I’d choose lamb over chicken any day. And yet, I have not a single recipe for lamb on this blog. In all these years. You know why? Because I spend so much time and love making it and savoring it that it becomes like a private bedroom thing that I don’t want to write about. No, really.

Most Indian homes pressure cook their mutton/lamb to aid quick cooking–which is all good. But for me, lamb is sacred. It needs love. It needs attention. It needs time. One of my favorite ways to cook lamb curry is to marinate it for several hours and then cook it slowly, over a couple more. The resultant meat is fall-off-the-bone tender, juicy, and so flavorsome, it makes you forget how long you waited for it. Yesterday, I went and got me these lovely lamb chops. When asked if I intended to fry them, I nodded in the affirmative, half my attention with a mince-seeking toddler. Turned out to be a good thing, because then the butcher flattened the chops for me a bit by beating them down with his cleaver. Helped get an even chop to grill.

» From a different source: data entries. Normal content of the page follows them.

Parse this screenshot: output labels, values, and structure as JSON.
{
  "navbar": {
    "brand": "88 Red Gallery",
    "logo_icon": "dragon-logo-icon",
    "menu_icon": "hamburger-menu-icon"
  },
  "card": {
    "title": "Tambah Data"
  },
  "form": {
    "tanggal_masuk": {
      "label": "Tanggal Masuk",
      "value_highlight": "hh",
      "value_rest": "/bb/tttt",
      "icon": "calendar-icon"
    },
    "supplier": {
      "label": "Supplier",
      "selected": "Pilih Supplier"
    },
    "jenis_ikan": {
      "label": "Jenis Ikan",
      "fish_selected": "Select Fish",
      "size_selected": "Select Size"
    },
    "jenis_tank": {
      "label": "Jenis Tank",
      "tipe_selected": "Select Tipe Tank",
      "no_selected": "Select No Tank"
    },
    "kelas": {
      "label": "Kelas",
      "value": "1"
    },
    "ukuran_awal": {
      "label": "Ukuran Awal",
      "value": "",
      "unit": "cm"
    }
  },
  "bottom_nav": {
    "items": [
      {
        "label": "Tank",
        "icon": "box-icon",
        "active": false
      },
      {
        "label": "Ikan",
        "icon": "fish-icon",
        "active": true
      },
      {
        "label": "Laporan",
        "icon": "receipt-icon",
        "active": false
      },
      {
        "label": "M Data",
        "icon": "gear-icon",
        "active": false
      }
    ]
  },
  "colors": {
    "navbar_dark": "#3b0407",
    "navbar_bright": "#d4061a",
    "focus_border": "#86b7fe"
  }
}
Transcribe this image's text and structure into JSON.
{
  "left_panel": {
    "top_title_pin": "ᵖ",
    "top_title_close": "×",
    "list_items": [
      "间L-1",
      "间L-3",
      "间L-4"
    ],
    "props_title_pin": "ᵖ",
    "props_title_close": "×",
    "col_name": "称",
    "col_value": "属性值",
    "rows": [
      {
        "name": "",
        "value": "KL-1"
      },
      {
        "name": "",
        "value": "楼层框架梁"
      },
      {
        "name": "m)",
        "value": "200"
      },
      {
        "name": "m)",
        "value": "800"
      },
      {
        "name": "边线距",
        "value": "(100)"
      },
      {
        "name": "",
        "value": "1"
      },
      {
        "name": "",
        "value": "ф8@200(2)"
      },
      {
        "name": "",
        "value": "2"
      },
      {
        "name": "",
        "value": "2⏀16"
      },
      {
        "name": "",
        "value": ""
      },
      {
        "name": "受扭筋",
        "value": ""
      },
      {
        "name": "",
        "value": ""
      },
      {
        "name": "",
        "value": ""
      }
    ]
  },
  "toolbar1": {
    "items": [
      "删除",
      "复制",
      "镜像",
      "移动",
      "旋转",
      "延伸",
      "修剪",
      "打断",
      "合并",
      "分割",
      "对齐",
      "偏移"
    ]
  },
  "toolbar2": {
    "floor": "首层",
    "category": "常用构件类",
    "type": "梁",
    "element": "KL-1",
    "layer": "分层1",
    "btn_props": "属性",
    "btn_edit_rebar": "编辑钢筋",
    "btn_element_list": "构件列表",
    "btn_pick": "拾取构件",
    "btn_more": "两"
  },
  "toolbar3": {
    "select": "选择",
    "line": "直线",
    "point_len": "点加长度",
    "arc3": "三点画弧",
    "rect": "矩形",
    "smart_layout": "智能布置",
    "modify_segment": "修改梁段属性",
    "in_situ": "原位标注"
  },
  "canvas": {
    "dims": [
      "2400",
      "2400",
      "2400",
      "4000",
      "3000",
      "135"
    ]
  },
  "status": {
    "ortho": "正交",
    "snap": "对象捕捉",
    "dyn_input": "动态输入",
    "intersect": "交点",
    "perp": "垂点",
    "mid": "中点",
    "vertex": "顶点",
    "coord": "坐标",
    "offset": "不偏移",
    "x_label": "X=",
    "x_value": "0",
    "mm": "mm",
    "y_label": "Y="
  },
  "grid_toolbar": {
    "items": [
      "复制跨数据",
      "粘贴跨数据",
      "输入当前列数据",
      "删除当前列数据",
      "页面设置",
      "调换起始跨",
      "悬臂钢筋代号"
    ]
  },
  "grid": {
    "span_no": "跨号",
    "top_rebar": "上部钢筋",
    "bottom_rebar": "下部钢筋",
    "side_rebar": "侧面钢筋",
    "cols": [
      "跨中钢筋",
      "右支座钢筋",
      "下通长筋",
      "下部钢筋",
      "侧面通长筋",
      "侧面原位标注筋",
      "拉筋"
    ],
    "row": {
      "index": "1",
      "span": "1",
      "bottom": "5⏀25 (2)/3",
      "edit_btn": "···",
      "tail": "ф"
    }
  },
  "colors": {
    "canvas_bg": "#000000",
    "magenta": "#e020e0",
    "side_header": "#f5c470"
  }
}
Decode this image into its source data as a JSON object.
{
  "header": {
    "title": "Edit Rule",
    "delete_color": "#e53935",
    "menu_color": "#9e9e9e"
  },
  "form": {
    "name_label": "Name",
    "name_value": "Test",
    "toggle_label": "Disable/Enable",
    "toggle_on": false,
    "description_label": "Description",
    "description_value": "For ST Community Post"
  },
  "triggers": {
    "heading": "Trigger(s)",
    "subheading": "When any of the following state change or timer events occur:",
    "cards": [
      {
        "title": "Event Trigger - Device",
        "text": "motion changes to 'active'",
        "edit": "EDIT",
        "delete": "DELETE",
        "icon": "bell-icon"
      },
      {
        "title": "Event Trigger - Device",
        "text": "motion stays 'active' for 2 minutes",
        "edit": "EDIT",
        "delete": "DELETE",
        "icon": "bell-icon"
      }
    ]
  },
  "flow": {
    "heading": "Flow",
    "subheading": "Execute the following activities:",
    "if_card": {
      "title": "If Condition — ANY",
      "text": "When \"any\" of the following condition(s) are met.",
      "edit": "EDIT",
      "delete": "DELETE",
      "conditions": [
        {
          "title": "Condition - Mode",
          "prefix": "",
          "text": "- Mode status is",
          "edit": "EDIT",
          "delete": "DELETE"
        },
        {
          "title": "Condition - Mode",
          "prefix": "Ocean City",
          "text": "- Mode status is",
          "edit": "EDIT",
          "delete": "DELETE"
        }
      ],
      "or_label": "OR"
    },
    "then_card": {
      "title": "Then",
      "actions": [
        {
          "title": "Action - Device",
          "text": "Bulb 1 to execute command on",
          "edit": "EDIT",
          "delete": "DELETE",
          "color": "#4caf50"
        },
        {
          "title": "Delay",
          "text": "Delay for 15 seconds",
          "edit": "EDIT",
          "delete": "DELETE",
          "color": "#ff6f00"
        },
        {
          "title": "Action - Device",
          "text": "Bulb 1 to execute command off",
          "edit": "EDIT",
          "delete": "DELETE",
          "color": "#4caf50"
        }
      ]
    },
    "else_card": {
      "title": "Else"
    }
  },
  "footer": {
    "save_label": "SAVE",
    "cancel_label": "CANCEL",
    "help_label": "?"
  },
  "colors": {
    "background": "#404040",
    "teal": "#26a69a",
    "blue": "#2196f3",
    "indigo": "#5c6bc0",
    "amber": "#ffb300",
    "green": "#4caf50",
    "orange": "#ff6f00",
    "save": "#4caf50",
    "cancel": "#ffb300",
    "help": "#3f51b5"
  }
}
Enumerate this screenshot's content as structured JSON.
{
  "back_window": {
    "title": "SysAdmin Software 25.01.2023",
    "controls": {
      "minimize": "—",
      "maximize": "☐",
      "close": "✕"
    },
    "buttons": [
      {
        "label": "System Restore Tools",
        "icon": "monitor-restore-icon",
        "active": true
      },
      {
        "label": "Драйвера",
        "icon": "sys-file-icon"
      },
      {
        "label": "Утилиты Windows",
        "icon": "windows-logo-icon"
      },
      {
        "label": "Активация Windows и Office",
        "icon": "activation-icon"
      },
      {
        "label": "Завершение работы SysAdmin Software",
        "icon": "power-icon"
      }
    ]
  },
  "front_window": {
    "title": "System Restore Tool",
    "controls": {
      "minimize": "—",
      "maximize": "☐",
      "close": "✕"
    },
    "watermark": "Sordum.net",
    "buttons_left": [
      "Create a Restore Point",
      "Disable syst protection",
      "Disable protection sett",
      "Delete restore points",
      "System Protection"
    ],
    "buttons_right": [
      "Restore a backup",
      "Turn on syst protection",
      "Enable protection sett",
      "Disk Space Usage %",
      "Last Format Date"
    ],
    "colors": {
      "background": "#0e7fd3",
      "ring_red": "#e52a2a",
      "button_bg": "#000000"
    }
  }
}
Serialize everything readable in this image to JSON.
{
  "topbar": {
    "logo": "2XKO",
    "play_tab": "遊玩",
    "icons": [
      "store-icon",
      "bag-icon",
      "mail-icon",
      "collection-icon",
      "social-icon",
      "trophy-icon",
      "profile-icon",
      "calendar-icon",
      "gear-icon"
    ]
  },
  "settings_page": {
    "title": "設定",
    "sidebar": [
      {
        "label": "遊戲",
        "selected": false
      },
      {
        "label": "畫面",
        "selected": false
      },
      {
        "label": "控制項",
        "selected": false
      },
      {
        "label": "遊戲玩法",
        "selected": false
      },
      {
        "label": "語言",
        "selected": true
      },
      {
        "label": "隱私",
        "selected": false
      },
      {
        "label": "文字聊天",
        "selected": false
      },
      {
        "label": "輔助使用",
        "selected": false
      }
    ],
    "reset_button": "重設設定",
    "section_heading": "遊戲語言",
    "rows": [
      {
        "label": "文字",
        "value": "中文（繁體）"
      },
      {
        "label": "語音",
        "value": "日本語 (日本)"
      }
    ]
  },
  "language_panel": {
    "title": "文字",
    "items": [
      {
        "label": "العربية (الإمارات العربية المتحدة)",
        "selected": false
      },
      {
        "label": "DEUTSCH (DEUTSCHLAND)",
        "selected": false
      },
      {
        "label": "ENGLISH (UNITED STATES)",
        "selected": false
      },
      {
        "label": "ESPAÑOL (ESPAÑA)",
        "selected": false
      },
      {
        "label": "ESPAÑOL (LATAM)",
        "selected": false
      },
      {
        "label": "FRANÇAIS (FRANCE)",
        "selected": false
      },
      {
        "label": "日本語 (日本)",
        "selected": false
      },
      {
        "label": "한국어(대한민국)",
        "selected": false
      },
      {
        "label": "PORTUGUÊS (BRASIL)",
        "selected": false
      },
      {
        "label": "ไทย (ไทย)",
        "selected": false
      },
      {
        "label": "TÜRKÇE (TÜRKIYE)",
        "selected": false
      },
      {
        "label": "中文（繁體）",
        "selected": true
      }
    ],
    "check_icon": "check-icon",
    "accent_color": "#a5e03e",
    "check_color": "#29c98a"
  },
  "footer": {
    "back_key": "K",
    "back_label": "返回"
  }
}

I just went by instinct, and what evolved was a beautifully tender and fragrant chop. Of course, my standard rule of letting it sit in the marinade for almost 24 hours had something to do with it, too. I think. Point is, try it.


  • 8 lamb chops
  • 1 tsp. Sumac
  • 1 tsp. red chili powder
  • 1/2 tsp. cumin seed powder
  • 1 tsp. dried rose petals
  • 1/2 tsp. turmeric powder
  • 2 cloves of garlic, minced
  • 1/2 inch piece of ginger, minced
  • Juice of 1 lime
  • salt to taste
  • a small bunch of cilantro stalks, finely chopped
  • juice of one orange
  • 1/2 inch piece ginger, finely chopped or grated
  • 1 tsp. honey
  • Olive oil


  1. In a large resealable bag, place all the ingredients except the orange juice, chopped ginger, honey, olive oil, and some of the cilantro stalks.
  2. Massage everything together, seal the bag, and leave it in the fridge for a couple of hours, preferably overnight.
  3. When you want to make the chops, bring the chops to room temperature about an hour in advance.
  4. Combine the orange juice, reserved cilantro stalks, honey, and about half a tsp. of live oil. This is the basting liquid which will prevent the chops from drying up as they cook. The honey will impart a lovely glaze, too.
  5. Heat your griddle or grill pan or other contraption of choice, and brush or spray some olive oil. Place the chops on the hot grill and cook on the first side for about 3 minutes. Turn, baste the side that’s up and cook for another 3 minutes. (Cooking time may vary more or less according to how you like your meat, the thickness of the chops, and the heat applied.) 
  6. Remember to baste continuously. When cooked to your liking, take off the pan and allow to sit on the board for 2-3 minutes before serving.
  7. Serve with a sprinkle of cilantro.